In 2021, Jagger penned his 400-page autobiography Talking To Myself, published by BMG Books.

== Discography ==
=== Albums ===

- 1973: You Know the Name But Not the Face
- 1973: Chris Jagger (US #186)
- 1974: The Adventures of Valentine Vox the Ventriloquist
- 1994: Atcha
- 1995: Rock the Zydeco (US edition of Atcha)
- 1996: From Lhasa to Lewisham
- 2001: Channel Fever
- 2006: Act of Faith
- 2009: The Ridge
- 2013: Concertina Jack
- 2014: Chris Jagger's Acoustic Roots
- 2017: All The Best
- 2021: Mixing up the Medicine

=== Contributions ===
- 1976: Eric Clapton: No Reason to Cry (vocals)
- 1997: Knights of the Blues Table – one track: "Racketeer Blues" (with Mick Jagger on harmonica)
- 2003: Rick Payne : Sessions – one track: "Blue Eyes Crying2
- 2005: Edith Lefel : Mèci – one track: 2L'isine Fémin2
- 2007: Whatever Colors You Have in Your Mind (tribute to Bob Dylan) – one track: "To Be Alone With You"
- 2008: Flipron : Gravity Calling (vocals)
- 2009: Thank You, Georges! (tribute to Georges Brassens) – one track: "First Love" ("La Première Fille")
- 2010: Mustique Blues Festival – one track: "Evil"

== Filmography ==
=== Cinema ===
- 1972 : Lucifer Rising
- 1978 : The Stud
- 1979 : Home Before Midnight
- 1979 : The Bitch
- 1985 : Lifeforce (L'étoile du mal)
- 2000 : Attraction
- 2009 : I Got the Blues in Austin – Co-producer (Jagger Peyton Films)

=== Television ===
- 1979 : BBC2 Playhouse – 1 episode : Standing in for Henry
- 1980 : Shoestring – 1 episode : Find the Lady

== Bands and musicians ==
=== Atcha Acoustic (1996) ===
- Chris Jagger: guitar, harmonica
- Charlie Hart: fiddle, accordion
- Ben Waters : piano

=== Chris Jagger's Atcha! ===
- Chris Jagger: guitar, harmonica, washboard
- Charlie Hart: fiddle, accordion, piano, bass, double bass
- Malcolm Mortimore: drums
- Jim Mortimore: bass, guitar, double bass
The first version of the band also included Paul Emile on bass and Jim Mortimore on guitar.

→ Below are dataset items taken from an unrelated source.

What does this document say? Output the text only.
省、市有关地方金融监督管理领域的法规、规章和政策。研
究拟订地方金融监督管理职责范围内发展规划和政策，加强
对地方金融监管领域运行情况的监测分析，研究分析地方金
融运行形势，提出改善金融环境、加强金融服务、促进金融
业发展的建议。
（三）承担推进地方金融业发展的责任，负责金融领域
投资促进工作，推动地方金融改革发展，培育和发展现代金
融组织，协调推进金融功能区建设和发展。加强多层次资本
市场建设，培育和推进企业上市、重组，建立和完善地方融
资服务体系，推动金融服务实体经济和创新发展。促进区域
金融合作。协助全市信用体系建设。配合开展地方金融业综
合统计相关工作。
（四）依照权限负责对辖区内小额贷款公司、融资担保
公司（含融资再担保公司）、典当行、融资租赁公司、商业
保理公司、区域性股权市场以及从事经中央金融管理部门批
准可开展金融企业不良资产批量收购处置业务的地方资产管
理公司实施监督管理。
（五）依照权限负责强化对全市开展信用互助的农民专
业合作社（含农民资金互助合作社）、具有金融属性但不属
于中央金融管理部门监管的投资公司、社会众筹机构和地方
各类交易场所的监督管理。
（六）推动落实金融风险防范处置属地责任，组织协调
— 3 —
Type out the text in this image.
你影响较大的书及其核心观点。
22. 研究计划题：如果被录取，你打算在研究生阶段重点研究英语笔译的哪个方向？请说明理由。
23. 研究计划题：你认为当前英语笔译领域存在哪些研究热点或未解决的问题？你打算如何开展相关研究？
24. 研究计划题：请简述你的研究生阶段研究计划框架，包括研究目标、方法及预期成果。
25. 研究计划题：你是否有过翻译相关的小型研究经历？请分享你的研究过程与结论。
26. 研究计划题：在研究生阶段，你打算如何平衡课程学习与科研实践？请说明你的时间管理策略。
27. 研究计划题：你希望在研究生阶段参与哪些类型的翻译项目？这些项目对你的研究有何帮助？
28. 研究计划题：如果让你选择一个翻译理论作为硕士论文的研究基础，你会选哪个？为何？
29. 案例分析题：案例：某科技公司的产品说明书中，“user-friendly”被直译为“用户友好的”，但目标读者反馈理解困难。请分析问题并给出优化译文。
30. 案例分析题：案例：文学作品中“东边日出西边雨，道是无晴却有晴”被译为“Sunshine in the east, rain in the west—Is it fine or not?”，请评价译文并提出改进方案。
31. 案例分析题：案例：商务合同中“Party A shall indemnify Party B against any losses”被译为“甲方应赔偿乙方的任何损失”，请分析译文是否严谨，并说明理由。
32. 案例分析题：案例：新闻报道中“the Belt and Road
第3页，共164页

=== Chris Jagger's Acoustic Trio ===
- Chris Jagger : guitar, harmonica
- Elliet Mackrell : fiddle, didgeridoo
- David Hatfield : double bass

Apart from the band members, contributions also came from several artists such as
- Ed Deane
- Dave Stewart (Eurythmics)
- David Gilmour (Pink Floyd) – guitar
- Mick Jagger (The Rolling Stones), Sam Brown – vocals
Steve Laffy has also played drums and percussion with Chris on many occasions. Liz Gilbert had provided backing vocals on various albums.